4

I am having issues retrieving the latest value in a satellite table when some data is changed back to a former value.

The database is Snowflake.

As per Data Vault 2.0, I am currently using the hash diff function to assess whether to insert a new record in a satellite table, like this:

INSERT ALL
  WHEN (SELECT COUNT(*) FROM SAT_ACCOUNT_DETAILS AD WHERE AD.MD5_HUB_ACCOUNT = MD5_Account AND AD.HASH_DIFF = AccHashDiff) = 0
  THEN
    INTO SAT_ACCOUNT_DETAILS (MD5_HUB_ACCOUNT
                            , HASH_DIFF
                            , ACCOUNT_CODE
                            , DESCRIPTION
                            , SOME_DETAIL
                            , LDTS)
    VALUES (MD5_AE_Account
          , AccHashDiff
          , AccountCode
          , Description
          , SomeDetail
          , LoadDTS)
SELECT DISTINCT
    MD5(AccountId) As MD5_Account
  , MD5(UPPER(COALESCE(TO_VARCHAR(AccountCode), '')
    || '^' || COALESCE(TO_VARCHAR(Description), '')
    || '^' || COALESCE(TO_VARCHAR(SomeDetail), '')
    )) AS AccHashDiff
  , AccountCode
  , Description
  , SomeDetail
  , LoadDTS
FROM source_table;

The first time, a new record with AccountCode = '100000' and SomeDetail = 'ABC' is added:

MD5_HUB_ACCOUNT HASH_DIFF ACCOUNT_CODE DESCRIPTION SOME_DETAIL LDTS
c81e72... 8d9d43... 100000 An Account ABC 2021-04-08 10:00

An hour later, an update changes the value of SomeDetail to 'DEF', this is the resulting table:

MD5_HUB_ACCOUNT HASH_DIFF ACCOUNT_CODE DESCRIPTION SOME_DETAIL LDTS
c81e72... 8d9d43... 100000 An Account ABC 2021-04-08 10:00
c81e72... a458b2... 100000 An Account DEF 2021-04-08 11:00

A third update sets the value of SomeDetail back to 'ABC', but the record is not inserted in the satellite table, because the value of the hash diff is the same as the first inserted record (i.e. 8d9d43...).

If I query which is the latest record in the satellite table, the LDTS column tells me it's the one with 'DEF' which is not the desired result.
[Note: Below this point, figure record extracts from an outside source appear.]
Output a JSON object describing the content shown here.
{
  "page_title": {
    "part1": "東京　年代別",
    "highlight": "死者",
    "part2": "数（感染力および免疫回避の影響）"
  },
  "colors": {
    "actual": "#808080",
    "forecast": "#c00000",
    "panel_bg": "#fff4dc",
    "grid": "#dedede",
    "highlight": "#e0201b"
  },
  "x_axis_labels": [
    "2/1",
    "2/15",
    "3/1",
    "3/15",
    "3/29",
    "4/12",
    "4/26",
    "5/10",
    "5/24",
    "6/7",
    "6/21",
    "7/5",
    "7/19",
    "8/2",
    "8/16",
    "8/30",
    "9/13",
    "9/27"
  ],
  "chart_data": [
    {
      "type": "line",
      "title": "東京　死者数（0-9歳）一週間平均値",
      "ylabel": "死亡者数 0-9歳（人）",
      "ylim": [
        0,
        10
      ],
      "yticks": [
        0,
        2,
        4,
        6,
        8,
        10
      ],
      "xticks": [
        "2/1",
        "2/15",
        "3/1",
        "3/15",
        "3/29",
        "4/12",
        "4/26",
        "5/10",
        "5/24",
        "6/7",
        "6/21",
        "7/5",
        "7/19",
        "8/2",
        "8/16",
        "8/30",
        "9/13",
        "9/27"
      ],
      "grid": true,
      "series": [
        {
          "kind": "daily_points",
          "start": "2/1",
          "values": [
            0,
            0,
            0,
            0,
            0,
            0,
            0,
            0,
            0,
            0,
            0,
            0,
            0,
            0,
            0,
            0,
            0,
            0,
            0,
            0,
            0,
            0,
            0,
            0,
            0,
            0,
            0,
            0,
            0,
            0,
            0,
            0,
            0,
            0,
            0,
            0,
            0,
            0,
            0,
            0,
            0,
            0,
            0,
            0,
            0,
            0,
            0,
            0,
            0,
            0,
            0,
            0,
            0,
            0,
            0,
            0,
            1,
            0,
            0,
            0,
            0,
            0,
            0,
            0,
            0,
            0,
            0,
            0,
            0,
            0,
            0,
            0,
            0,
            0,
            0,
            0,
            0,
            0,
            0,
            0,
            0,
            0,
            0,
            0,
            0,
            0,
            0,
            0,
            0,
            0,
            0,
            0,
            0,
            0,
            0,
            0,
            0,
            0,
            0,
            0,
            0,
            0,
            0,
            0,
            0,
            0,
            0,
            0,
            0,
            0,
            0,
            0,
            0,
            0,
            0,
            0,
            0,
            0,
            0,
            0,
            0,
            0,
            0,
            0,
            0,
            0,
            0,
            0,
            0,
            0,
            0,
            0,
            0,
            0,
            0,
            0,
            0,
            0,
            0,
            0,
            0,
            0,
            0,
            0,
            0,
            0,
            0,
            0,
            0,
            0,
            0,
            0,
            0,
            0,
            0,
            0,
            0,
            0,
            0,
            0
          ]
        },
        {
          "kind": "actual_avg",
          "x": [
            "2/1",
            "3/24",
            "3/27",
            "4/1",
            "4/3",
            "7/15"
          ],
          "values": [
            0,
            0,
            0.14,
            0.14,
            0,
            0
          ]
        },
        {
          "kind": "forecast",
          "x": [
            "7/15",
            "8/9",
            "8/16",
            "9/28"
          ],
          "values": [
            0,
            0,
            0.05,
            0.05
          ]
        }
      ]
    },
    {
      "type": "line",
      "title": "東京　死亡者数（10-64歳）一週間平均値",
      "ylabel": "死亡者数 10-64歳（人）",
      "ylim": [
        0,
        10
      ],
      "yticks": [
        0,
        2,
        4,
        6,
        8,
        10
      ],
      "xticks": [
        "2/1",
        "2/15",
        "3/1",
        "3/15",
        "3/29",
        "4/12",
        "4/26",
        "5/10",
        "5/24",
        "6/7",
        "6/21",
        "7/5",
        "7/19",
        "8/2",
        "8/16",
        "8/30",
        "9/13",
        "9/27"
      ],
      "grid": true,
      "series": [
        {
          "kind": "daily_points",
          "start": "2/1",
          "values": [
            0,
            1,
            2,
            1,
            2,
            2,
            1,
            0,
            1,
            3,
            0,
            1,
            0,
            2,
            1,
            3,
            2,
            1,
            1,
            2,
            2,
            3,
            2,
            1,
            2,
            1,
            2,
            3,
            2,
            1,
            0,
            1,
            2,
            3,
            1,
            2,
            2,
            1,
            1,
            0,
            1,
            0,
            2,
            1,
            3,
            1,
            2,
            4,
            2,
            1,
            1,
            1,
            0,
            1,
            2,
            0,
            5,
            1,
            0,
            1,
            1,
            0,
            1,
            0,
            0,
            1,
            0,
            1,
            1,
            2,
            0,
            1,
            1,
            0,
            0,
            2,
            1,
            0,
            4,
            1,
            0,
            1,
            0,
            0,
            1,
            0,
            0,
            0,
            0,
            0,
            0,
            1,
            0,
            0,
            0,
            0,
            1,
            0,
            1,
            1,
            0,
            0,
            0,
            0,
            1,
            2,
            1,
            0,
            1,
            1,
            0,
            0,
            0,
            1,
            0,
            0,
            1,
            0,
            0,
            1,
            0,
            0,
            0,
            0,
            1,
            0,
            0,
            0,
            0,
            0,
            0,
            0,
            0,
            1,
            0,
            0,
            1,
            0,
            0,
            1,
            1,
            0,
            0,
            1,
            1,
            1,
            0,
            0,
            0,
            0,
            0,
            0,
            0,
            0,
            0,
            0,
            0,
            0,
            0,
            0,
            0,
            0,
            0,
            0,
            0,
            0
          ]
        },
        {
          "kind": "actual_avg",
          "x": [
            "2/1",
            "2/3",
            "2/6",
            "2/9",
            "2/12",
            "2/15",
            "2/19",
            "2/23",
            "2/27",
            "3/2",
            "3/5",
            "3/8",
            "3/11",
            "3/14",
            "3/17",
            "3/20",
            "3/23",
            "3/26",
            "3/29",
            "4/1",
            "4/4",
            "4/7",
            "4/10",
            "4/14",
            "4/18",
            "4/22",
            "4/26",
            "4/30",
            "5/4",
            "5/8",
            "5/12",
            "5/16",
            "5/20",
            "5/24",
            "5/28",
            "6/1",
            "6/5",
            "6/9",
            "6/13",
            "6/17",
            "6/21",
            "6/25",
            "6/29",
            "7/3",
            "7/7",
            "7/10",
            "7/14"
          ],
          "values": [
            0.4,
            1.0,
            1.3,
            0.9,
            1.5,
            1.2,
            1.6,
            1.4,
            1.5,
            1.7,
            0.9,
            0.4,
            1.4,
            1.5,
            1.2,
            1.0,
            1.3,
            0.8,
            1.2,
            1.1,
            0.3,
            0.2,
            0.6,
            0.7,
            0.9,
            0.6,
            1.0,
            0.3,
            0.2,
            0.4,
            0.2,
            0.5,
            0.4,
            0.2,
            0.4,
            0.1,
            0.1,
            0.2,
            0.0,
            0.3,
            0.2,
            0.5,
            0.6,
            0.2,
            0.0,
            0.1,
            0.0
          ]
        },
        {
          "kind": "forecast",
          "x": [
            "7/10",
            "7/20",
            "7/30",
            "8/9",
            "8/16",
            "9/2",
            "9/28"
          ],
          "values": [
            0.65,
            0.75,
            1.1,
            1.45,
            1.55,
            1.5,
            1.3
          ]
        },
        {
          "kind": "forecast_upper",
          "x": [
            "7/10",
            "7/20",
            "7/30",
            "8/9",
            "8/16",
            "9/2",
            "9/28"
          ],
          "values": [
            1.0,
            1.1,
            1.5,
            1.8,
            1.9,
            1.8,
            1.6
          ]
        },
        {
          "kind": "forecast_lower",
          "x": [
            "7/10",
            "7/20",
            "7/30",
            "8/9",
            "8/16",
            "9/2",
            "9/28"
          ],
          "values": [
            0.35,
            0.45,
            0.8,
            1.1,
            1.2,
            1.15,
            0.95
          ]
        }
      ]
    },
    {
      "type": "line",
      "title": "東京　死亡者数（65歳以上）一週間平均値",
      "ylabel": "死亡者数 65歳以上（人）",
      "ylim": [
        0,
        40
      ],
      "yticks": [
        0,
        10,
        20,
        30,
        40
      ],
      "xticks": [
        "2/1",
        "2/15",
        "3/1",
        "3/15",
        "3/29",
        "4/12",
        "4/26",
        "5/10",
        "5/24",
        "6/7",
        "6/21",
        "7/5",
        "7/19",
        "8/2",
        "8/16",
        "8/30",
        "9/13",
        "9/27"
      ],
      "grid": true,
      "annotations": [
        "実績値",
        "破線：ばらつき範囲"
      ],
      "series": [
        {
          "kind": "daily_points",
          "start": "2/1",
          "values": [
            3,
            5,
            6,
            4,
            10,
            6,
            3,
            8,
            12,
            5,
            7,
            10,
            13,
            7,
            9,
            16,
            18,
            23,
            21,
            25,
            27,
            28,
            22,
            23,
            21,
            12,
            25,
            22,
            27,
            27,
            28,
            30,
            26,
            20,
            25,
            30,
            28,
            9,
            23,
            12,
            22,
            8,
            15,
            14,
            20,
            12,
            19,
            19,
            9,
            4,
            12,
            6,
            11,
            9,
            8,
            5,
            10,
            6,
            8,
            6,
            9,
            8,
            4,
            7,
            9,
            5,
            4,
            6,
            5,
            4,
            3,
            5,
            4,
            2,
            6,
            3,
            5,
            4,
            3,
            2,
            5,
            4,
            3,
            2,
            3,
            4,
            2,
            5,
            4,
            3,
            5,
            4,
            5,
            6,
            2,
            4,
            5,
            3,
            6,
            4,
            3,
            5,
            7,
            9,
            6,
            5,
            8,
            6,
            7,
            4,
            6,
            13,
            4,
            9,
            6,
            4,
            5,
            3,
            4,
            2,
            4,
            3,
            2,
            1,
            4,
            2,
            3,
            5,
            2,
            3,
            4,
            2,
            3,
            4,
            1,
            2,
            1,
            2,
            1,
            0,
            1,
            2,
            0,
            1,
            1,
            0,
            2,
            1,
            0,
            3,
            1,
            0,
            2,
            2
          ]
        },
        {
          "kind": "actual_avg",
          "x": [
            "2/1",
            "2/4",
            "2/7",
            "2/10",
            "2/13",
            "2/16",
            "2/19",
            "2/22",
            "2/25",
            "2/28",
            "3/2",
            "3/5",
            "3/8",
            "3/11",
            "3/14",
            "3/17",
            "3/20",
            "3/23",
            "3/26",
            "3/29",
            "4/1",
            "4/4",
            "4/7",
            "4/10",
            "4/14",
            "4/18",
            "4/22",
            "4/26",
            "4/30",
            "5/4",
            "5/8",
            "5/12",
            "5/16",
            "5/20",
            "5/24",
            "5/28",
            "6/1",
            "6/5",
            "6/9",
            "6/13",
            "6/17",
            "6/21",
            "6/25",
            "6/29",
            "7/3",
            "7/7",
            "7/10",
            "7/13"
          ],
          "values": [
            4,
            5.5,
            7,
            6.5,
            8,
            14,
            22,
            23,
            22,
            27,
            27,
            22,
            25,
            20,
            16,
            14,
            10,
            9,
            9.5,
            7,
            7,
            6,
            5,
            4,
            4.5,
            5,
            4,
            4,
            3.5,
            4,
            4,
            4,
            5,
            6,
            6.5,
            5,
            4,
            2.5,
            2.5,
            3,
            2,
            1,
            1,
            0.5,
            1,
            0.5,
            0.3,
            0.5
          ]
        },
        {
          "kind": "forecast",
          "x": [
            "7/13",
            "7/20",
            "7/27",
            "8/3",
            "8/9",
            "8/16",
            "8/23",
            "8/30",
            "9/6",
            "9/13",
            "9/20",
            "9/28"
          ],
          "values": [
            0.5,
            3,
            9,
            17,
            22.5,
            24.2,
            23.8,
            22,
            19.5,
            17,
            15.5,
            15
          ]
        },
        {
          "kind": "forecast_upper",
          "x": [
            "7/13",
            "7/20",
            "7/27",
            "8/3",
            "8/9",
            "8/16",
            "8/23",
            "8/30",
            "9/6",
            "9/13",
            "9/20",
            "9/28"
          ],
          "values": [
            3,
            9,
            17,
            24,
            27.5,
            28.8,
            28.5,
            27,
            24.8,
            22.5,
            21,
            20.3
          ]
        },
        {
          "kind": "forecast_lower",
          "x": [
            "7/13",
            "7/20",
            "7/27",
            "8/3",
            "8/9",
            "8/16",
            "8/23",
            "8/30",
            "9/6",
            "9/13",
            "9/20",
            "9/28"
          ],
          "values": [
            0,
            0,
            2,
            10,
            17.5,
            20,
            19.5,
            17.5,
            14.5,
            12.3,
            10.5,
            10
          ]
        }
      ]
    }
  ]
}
Instead, I should have a record with SomeDetail = 'ABC' and LDTS = '2021-04-08 12:00'.

What is the correct approach to this? If I add LoadDTS to the hash diff, a new record will be created each time an update is pushed, which is not the desired result either.

Roberto B.
  • 41
  • 5
  • for our SCD2 pipeline, we hash the values, but also have a `_is_current` which is true only for the current row, thus we only compare the _current_ row's hashes, when injecting altered data. It does mean you have to alter that row when you do the insert, which I don't recall the pattern of. – Simeon Pilgrim Apr 10 '21 at 00:15
  • _If I query which is the latest record in the satellite table, the LDTS column tells me it's the one with 'DEF'_ But that **is** the latest record? If you compare your incoming record to the latest record it will be different (although with hash there is always a low chance it will not be different) – Nick.Mc Apr 11 '21 at 07:09

1 Answers1

2

As you (and also the standard) mentionned, you need to compare to the last effective record.

I'm not an expert with Snowflake, but it might look like this :

INSERT ALL
  WHEN (SELECT COUNT(*) FROM SAT_ACCOUNT_DETAILS AD WHERE AD.MD5_HUB_ACCOUNT = MD5_Account AND AD.HASH_DIFF = AccHashDiff AND AD.LDTS = (SELECT MAX(LDTS) FROM SAT_ACCOUNT_DETAILS MAD WHERE MAD.MD5_HUB_ACCOUNT = AD.MD5_HUB_ACCOUNT)) = 0
  THEN ....

By adding "AD.LDTS = (SELECT MAX(LDTS) FROM....." to the query, you make sure you test against the latest data and not historical data

MLeblanc
  • 1,816
  • 12
  • 21